I am in Tokyo and considering whether to buy a new Nagaoka MP700 cartridge.  Then it occurred to me that the stylus assembly of the MP500 is replaceable as a separate item.  So I am wondering whether my MP500 can be effectively converted into an MP700 by simply replacing the JNP500 stylus with a JNP700 stylus. I do know that lesser models of the MP series can be upgraded by that approach.  I am just wondering whether the resulting chimeric cartridge would exhibit all the virtues of an MP700.  I realize not many of us are likely to have that information. But maybe....  Thanks for any response.

lewm

Interesting how a lot of folk on this forum are able to make a definitive statements on something they’ve never heard. I guess when you are spending someone else’s money, it’s easy to throw out anything that comes into your head.

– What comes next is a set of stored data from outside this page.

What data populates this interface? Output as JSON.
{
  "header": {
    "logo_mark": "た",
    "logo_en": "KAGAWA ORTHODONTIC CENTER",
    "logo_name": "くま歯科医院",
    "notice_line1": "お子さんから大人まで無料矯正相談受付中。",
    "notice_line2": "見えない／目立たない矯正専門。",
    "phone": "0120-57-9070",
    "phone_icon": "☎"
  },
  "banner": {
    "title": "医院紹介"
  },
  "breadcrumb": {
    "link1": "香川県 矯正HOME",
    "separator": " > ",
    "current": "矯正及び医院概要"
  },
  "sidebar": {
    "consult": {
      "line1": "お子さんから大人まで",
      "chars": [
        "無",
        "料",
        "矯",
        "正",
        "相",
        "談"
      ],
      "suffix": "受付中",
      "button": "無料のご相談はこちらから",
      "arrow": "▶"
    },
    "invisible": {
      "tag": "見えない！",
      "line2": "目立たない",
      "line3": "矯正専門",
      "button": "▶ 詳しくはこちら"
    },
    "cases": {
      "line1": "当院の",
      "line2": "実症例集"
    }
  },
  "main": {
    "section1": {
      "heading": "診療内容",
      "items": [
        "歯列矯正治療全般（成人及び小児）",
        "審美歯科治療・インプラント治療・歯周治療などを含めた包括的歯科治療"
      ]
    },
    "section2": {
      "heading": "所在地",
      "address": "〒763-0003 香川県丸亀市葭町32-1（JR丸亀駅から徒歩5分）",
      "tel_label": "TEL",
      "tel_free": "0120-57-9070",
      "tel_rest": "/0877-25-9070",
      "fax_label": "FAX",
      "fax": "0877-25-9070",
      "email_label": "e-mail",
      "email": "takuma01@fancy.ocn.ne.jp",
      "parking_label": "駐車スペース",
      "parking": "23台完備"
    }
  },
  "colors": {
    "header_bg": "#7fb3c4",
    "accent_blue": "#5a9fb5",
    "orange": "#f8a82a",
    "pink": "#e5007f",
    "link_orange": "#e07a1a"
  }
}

The 700 is radically different from the 500, much better top end, no droop.

 

Dover, good point about the frequency response. I read the same in a review. I would think/hope that the improvement in high end response would transfer with the stylus assembly, but maybe not if it’s a function of the generator. Another cartridge that interests me is the new Ortofon mentioned by Pindac. MX50, I think.

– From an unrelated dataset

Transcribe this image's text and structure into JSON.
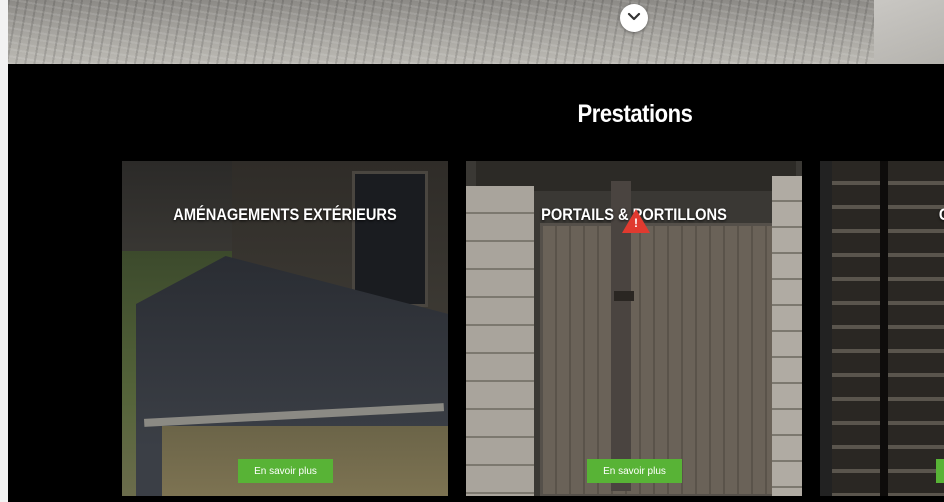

To some others: I never claimed, nor do i believe, that the Nagaoka cartridges are “best”.  Thanks for all the input(s). I saw the Phasemation pp200 at Yodobashi, too.

@lewm 

From an actual user of the MP700

Only a few days of listening in (on a Technics 1210G, VTF 1.4, VTA 0) but it's immediately obvious that this is not the MP-500: far greater resolution and extension, more neutral than warm, bigger soundstage, closer to a great modern MC (I'm comparing the MP-700 to the Phasemation PP-500 only because that's what I was last listening to) than another really good MI/MM. I'll try to update my impressions as the cart breaks in.

just to put in here, if you don't have a phono stage that can either have enough gain or do justice to a higher end MM or MC low or high output cartridge, then you'll have another investment to make - which will probably be more than the cartridge...

I think that goes without saying, Katzie. The best part is each of us can define for himself or herself whether the phono stage can “do justice”.